Pent-up demand for air travel particularly for leisure such as visiting friends and relatives and postponed holidays will continue to buoy the industry's recovery even as the sector faces strong headwinds against inflation and geopolitical risks. Many airports are already operating at capacity in peak periods, even though the overall footfall is below 2019 levels.
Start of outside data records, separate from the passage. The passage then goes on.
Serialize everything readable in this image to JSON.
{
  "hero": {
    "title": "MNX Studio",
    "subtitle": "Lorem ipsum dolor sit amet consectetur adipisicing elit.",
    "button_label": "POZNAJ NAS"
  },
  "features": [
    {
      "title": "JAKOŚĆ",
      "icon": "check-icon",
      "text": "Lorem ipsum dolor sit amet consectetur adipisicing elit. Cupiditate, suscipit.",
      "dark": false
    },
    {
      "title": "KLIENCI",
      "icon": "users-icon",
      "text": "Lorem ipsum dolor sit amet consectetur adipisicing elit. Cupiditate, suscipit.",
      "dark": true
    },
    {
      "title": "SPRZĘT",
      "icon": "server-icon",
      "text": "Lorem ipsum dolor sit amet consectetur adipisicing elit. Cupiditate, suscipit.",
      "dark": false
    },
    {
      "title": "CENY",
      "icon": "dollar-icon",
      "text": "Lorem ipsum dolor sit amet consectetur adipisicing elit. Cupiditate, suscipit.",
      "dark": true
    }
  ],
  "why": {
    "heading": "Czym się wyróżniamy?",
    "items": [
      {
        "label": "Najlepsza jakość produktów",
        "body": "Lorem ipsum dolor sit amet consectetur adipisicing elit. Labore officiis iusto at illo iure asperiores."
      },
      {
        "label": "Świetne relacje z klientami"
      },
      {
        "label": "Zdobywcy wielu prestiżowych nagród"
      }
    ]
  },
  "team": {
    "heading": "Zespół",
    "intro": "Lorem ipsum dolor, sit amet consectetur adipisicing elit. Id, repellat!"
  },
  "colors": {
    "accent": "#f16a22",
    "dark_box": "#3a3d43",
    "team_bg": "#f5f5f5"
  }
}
Airport Revenues and Expenditures
Despite an improving trend, airport financial margins continue to remain far below pre-pandemic levels and are economically unsustainable. Quarterly revenues remain 60% below 2019 which is a similar level compared to 2021, indicating that revenues continue to remain at unsustainably low levels, leading to large operating losses incurred by airports. Total operating expenditures have declined in Q1 2022 compared to 2019 and while this decline has narrowed slightly compared to Q1 2021. This demonstrates that airport operators are making efforts to limit expenditures.

Workforce At Airports
Airports in the Middle East and Asia-Pacific are carefully handling the risk of a deficit in the workforce at airports. Compared to Europe and other parts of the world, airports in Asia-Pacific and the Middle East- airports have experienced to a lesser extent manpower shortage, which is not just limited to airports but to the entire aviation ecosystem, including airlines, Government agencies, ground handling, security, and check-in, etc. This was mainly due to two concurrent factors: the long-term vision of several airports to retain their staff despite the challenging time, and the moderate recovery of traffic compared to other regions in the world. With reference to the latter, Asia-Pacific is expected to have the slowest recovery, reaching only 62% of 2019 levels in 2022. This is giving airports in this region and other aviation stakeholders time to address the challenges and simultaneously work on introducing digital technologies and reskilling and upskilling staff, providing better career development to make airports a more attractive place for a long-term career, cited a release from ACI.